When we first traveled there with Carl and Lotte Hirsch in 1998,
visitors, like the four of us, searching for traces of this history, appeared
like ghostly revenants or haunting reminders of a forgotten world: we unsettled the present by refusing to
allow the past to disappear into oblivion. But now, ten years later, this is no longer so. Roots travel has become ever more
popular, and 2008 Chernivtsi has made space for tourist groups with several new
or renovated hotels, new restaurants with translated menus, English language
city maps. Tour buses pull up on
the city’s central squares on a regular basis, spewing families of survivors
and their descendants from Israel, Western Europe, Australia and the
Americas. What accounts for this
dramatic shift? Certainly, the
economic evolution of Eastern Europe since the dissolution of the Soviet Union,
and the increased availability of the internet with the multiplication of
genealogical and cultural sites that disseminate more and more information,
have made travel to places of origin easier and thus perhaps also more compelling. But what do these trips to the past
actually reveal? What do we find
when we identify the streets where our forebears walked, the houses they
inhabited, the locations where they suffered mistreatment, deportation,
extermination? These, too, are
among the central questions propelling our inquiry in Ghosts of Home.
[i] Paul Celan, “Speech on the Occasion of Receiving
the Literature Prize of the Free Hanseatic City of Bremen,” Selected Poems
and Prose of Paul Celan, ed. and trans. John Felstiner (New York: Norton,
2001), 395.
[ii] Handwritten document in the Franzos archive at
the Wiener Stadt-und Landesbibliothek, cited in Ernest Wichner and Herbert Wiesner,
eds. In der Sprache der Mörder:
Eine Literatur aus Czernowitz, Bukowina— (Berlin: Literaturhaus
Berlin, 1993), 31.
[iii] The 1910 census of the region—the last under
Austrian rule—counted 102, 919 Jews in the Bukowina, 13% of the total
population of the province. See,
“Bevölkerungsentwicklung” in Albert Lichtblau, ed., Als hätten wir
dazugehört: Österreich-jüdische Lebensgeschichten aus der Habsburgmonarchie
(Vienna: Böhlau, 1999), 43-45.
[iv] See Stefan Zweig, The World of Yesterday
[Die Welt von gestern] (New York: Viking Press, 1943).

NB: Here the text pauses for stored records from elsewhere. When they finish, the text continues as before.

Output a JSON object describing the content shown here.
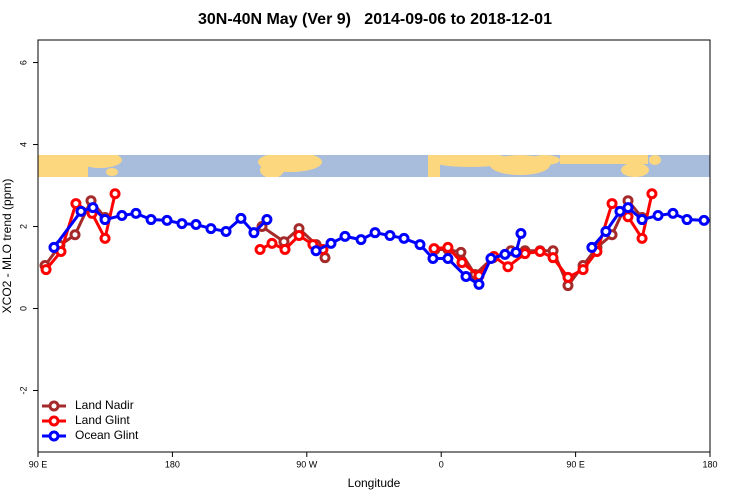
{
  "chart_data": {
    "type": "line",
    "title": "30N-40N May (Ver 9)   2014-09-06 to 2018-12-01",
    "x_label": "Longitude",
    "y_label": "XCO2 - MLO trend (ppm)",
    "xlim": [
      90,
      540
    ],
    "ylim": [
      -3.5,
      6.55
    ],
    "xticks": [
      {
        "value": 90,
        "label": "90 E"
      },
      180,
      {
        "value": 270,
        "label": "90 W"
      },
      {
        "value": 360,
        "label": "0"
      },
      {
        "value": 450,
        "label": "90 E"
      },
      {
        "value": 540,
        "label": "180"
      }
    ],
    "yticks": [
      -2,
      0,
      2,
      4,
      6
    ],
    "legend": "bottomleft",
    "series": [
      {
        "name": "Land Nadir",
        "color": "#a52a2a",
        "x": [
          94.7,
          104.7,
          114.8,
          125.5,
          134.9,
          null,
          240.0,
          254.7,
          264.8,
          276.2,
          282.2,
          null,
          355.8,
          364.5,
          373.2,
          382.6,
          394.7,
          406.7,
          416.1,
          426.2,
          434.9,
          444.9,
          455.0,
          464.3,
          474.4,
          485.1,
          494.5
        ],
        "values": [
          1.05,
          1.54,
          1.8,
          2.63,
          2.22,
          null,
          2.0,
          1.63,
          1.95,
          1.56,
          1.24,
          null,
          1.44,
          1.44,
          1.37,
          0.83,
          1.24,
          1.41,
          1.41,
          1.41,
          1.41,
          0.56,
          1.05,
          1.49,
          1.8,
          2.63,
          2.22
        ]
      },
      {
        "name": "Land Glint",
        "color": "#ff0000",
        "x": [
          95.4,
          105.4,
          115.4,
          126.2,
          134.9,
          141.6,
          null,
          238.7,
          246.7,
          255.4,
          264.8,
          274.1,
          280.8,
          null,
          355.2,
          364.5,
          373.9,
          385.3,
          395.3,
          404.7,
          416.1,
          426.2,
          434.9,
          444.9,
          455.0,
          464.3,
          474.4,
          485.1,
          494.5,
          501.1
        ],
        "values": [
          0.95,
          1.39,
          2.56,
          2.32,
          1.71,
          2.8,
          null,
          1.44,
          1.59,
          1.44,
          1.78,
          1.56,
          1.44,
          null,
          1.46,
          1.49,
          1.12,
          0.8,
          1.27,
          1.02,
          1.34,
          1.39,
          1.24,
          0.76,
          0.95,
          1.39,
          2.56,
          2.24,
          1.71,
          2.8
        ]
      },
      {
        "name": "Ocean Glint",
        "color": "#0000ff",
        "x": [
          100.7,
          118.8,
          126.8,
          134.9,
          146.2,
          155.6,
          165.7,
          176.4,
          186.4,
          195.8,
          205.8,
          215.9,
          225.9,
          234.6,
          243.3,
          null,
          276.2,
          286.2,
          295.6,
          306.3,
          315.7,
          325.7,
          335.1,
          345.8,
          354.5,
          364.5,
          376.6,
          385.3,
          393.3,
          402.7,
          410.1,
          413.4,
          null,
          460.9,
          470.3,
          479.7,
          485.1,
          494.5,
          505.2,
          515.2,
          524.6,
          536.0
        ],
        "values": [
          1.49,
          2.37,
          2.46,
          2.17,
          2.27,
          2.32,
          2.17,
          2.15,
          2.07,
          2.05,
          1.95,
          1.88,
          2.2,
          1.85,
          2.17,
          null,
          1.41,
          1.59,
          1.76,
          1.68,
          1.85,
          1.78,
          1.71,
          1.56,
          1.22,
          1.22,
          0.78,
          0.59,
          1.22,
          1.32,
          1.37,
          1.83,
          null,
          1.49,
          1.88,
          2.37,
          2.46,
          2.17,
          2.27,
          2.32,
          2.17,
          2.15
        ]
      }
    ]
  }
}
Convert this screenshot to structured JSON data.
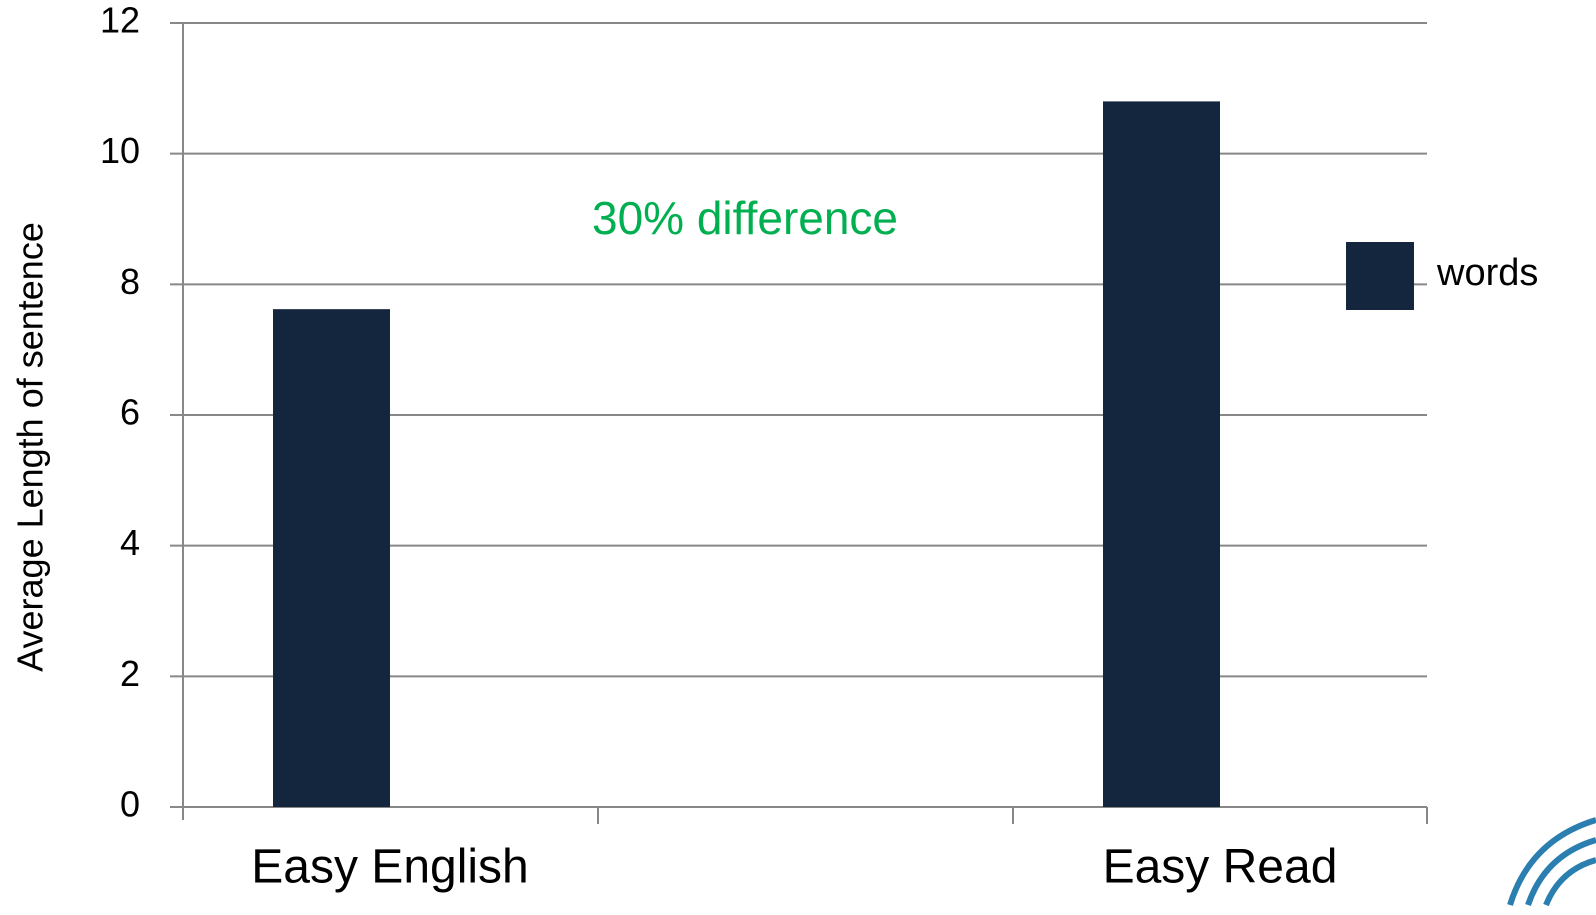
{
  "chart_data": {
    "type": "bar",
    "y_label": "Average Length of sentence",
    "annotation": "30% difference",
    "categories": [
      "Easy English",
      "Easy Read"
    ],
    "series": [
      {
        "name": "words",
        "color": "#14253e",
        "values": [
          7.62,
          10.8
        ]
      }
    ],
    "ylim": [
      0,
      12
    ],
    "yticks": [
      0,
      2,
      4,
      6,
      8,
      10,
      12
    ],
    "grid": true,
    "legend": "right"
  }
}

[v] Svetlana Boym, The Future of Nostalgia
(New York: Basic Books, 2001), xii.
[vi] See Florence Heymann, Le Crépuscule des
lieux: identités juives de Czernowitz (Paris: Stock, 2003).
[vii] Marianne Hirsch and Leo Spitzer, “Testimonial
Objects: Memory, Gender, and Transmission,” Poetics Today 27, no. 2
(Summer 2006): 353-383.
[viii] We use this notion, “points of memory,” as an
alternative to Pierre Nora’s well-known, but more nationally based “lieu” or
site of memory. See Pierre Nora, Realms
of Memory: Rethinking the French Past (New York: Columbia University Press,
1996).
[ix] James Young, “Toward a Received History of the
Holocaust,” History and Theory 36, no. 4 (December 1997).